Plaintiff issued defendant an all-risk Commercial General Liability Insurance Policy and a Commercial Excess Liability Insurance Policy (collectively the Policy) in connection with construction work defendant was retained to complete, including the refurbishment of a bathroom. The Policy contains exclusions for property damage resulting from defendant's own labor and lists "interior tile" work as an exception to the exclusions.
During the construction of the bathroom, and in order to level and prepare the floor for tiling, defendant's laborer used welding equipment to secure a metal hatch door, which resulted in a fire causing property damage. Plaintiff denied coverage, taking the position that welding work was excluded from the Policy. Defendant maintains that the welding work was preparatory to the "interior tile" work, which is covered by the Policy.
Policy exclusions must be stated "in clear and unmistakable terms so that no one could be misled" (West 56th St. Assoc. v Greater N.Y. Mut. Ins. Co., 250 AD2d 109, 112 [1st Dept 1998][internal quotation marks omitted])and "are to be accorded a strict and narrow construction" (Seaboard Sur. Co. v Gillette Co., 64 NY2d 304, 311 [1984]). To avoid coverage pursuant to an exclusion, the insurer must establish that the exclusions or exemptions apply to the incident in question and are subject to "no other reasonable interpretation" (id.).

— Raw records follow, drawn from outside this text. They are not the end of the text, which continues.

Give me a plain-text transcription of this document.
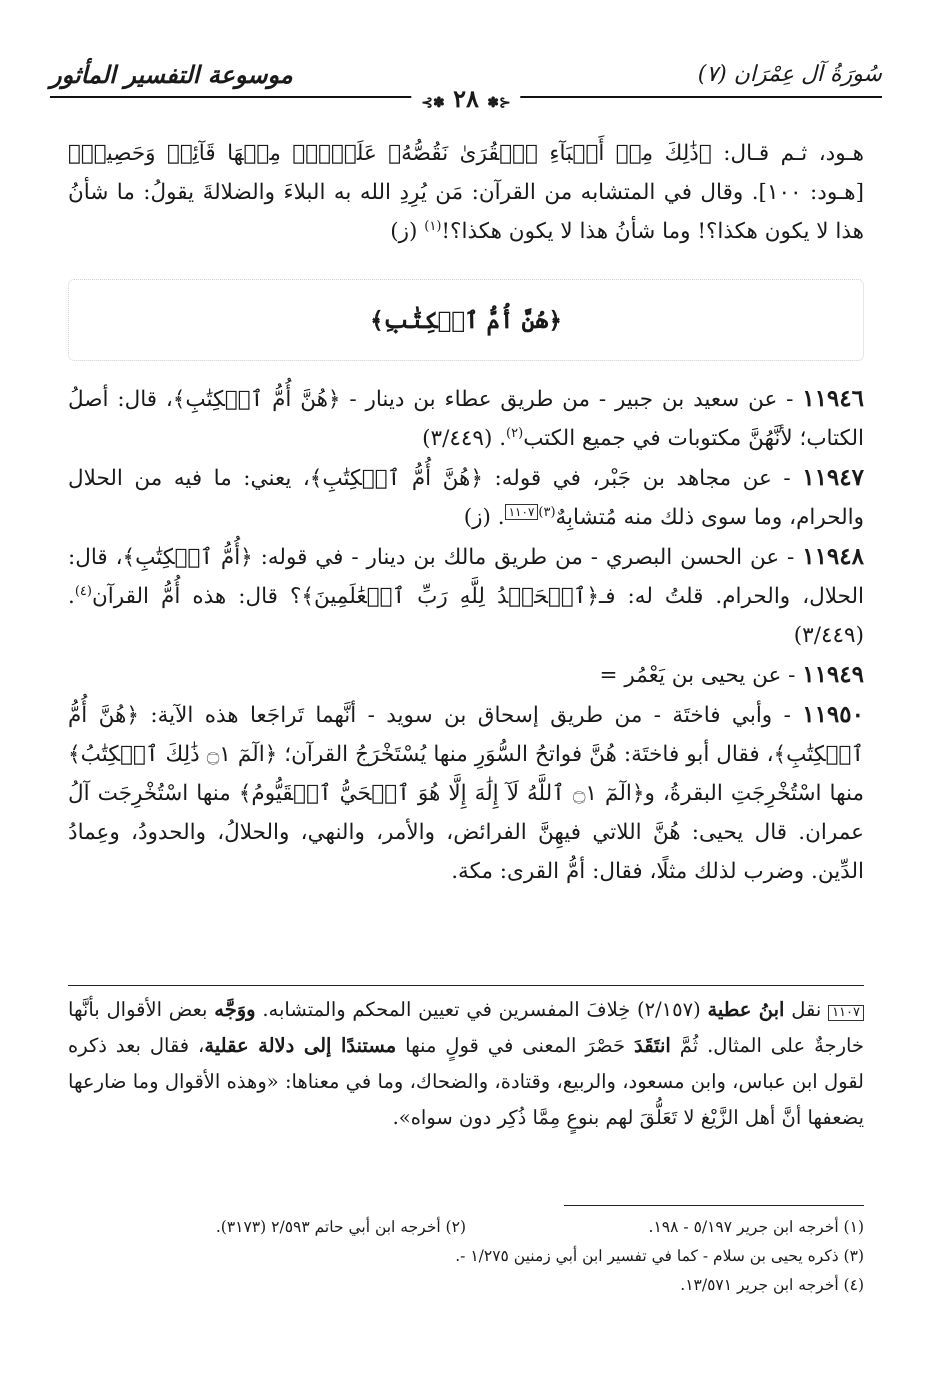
موسوعة التفسير المأثور	سُورَةُ آل عِمْرَان (٧)
⊰✽ ٢٨ ✽⊱

هـود، ثـم قـال: ﴿ذَٰلِكَ مِنۡ أَنۢبَآءِ ٱلۡقُرَىٰ نَقُصُّهُۥ عَلَيۡكَۖ مِنۡهَا قَآئِمٞ وَحَصِيدٞ﴾ [هـود: ١٠٠]. وقال في المتشابه من القرآن: مَن يُرِدِ الله به البلاءَ والضلالةَ يقولُ: ما شأنُ هذا لا يكون هكذا؟! وما شأنُ هذا لا يكون هكذا؟!$^{(١)}$ (ز)

﴿هُنَّ أُمُّ ٱلۡكِتَٰبِ﴾

١١٩٤٦ - عن سعيد بن جبير - من طريق عطاء بن دينار - ﴿هُنَّ أُمُّ ٱلۡكِتَٰبِ﴾، قال: أصلُ الكتاب؛ لأنَّهُنَّ مكتوبات في جميع الكتب$^{(٢)}$. (٣/٤٤٩)

١١٩٤٧ - عن مجاهد بن جَبْر، في قوله: ﴿هُنَّ أُمُّ ٱلۡكِتَٰبِ﴾، يعني: ما فيه من الحلال والحرام، وما سوى ذلك منه مُتشابِهٌ$^{(٣)}$١١٠٧. (ز)

١١٩٤٨ - عن الحسن البصري - من طريق مالك بن دينار - في قوله: ﴿أُمُّ ٱلۡكِتَٰبِ﴾، قال: الحلال، والحرام. قلتُ له: فـ﴿ٱلۡحَمۡدُ لِلَّهِ رَبِّ ٱلۡعَٰلَمِينَ﴾؟ قال: هذه أُمُّ القرآن$^{(٤)}$. (٣/٤٤٩)

١١٩٤٩ - عن يحيى بن يَعْمُر =

١١٩٥٠ - وأبي فاختَة - من طريق إسحاق بن سويد - أنَّهما تَراجَعا هذه الآية: ﴿هُنَّ أُمُّ ٱلۡكِتَٰبِ﴾، فقال أبو فاختَة: هُنَّ فواتحُ السُّوَرِ منها يُسْتَخْرَجُ القرآن؛ ﴿الٓمٓ ۝١ ذَٰلِكَ ٱلۡكِتَٰبُ﴾ منها اسْتُخْرِجَتِ البقرةُ، و﴿الٓمٓ ۝١ ٱللَّهُ لَآ إِلَٰهَ إِلَّا هُوَ ٱلۡحَيُّ ٱلۡقَيُّومُ﴾ منها اسْتُخْرِجَت آلُ عمران. قال يحيى: هُنَّ اللاتي فيهِنَّ الفرائض، والأمر، والنهي، والحلالُ، والحدودُ، وعِمادُ الدِّين. وضرب لذلك مثلًا، فقال: أمُّ القرى: مكة.

١١٠٧ نقل ابنُ عطية (٢/١٥٧) خِلافَ المفسرين في تعيين المحكم والمتشابه. ووَجَّه بعض الأقوال بأنَّها خارجةٌ على المثال. ثُمَّ انتَقَدَ حَصْرَ المعنى في قولٍ منها مستندًا إلى دلالة عقلية، فقال بعد ذكره لقول ابن عباس، وابن مسعود، والربيع، وقتادة، والضحاك، وما في معناها: «وهذه الأقوال وما ضارعها يضعفها أنَّ أهل الزَّيْغ لا تَعَلُّقَ لهم بنوعٍ مِمَّا ذُكِر دون سواه».

(١) أخرجه ابن جرير ٥/١٩٧ - ١٩٨.
(٢) أخرجه ابن أبي حاتم ٢/٥٩٣ (٣١٧٣).
(٣) ذكره يحيى بن سلام - كما في تفسير ابن أبي زمنين ١/٢٧٥ -.
(٤) أخرجه ابن جرير ١٣/٥٧١.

Plaintiff here failed to meet this burden. The Policy fails to define "interior tile" work. Nor does it indicate the scope or extent of what constitutes "tiling work" or articulate whether the phrase was meant to encompass closely related preparatory tasks, which is a reasonable interpretation advanced by defendants (see State of New York v Home Indm. Co., 66 NY2d 669 [1985]). Accordingly, the Policy's exclusions and the "interior tile" exception is ambiguous. The record before us is conclusory and does not resolve these ambiguities. Well-settled "precedent[] require us to adopt the readings that narrow the exclusion[]" and construe ambiguities against the insurer plaintiff, resulting in coverage as a matter of law (Pioneer Town Owners Assn. v State Farm Fire & Cas. Co., 12 NY3d 302, 308 [2009]; State of New York v Home Indem. Co., 66 NY2d at 671).
THIS CONSTITUTES THE DECISION AND ORDER OF THE SUPREME COURT, APPELLATE DIVISION, FIRST DEPARTMENT.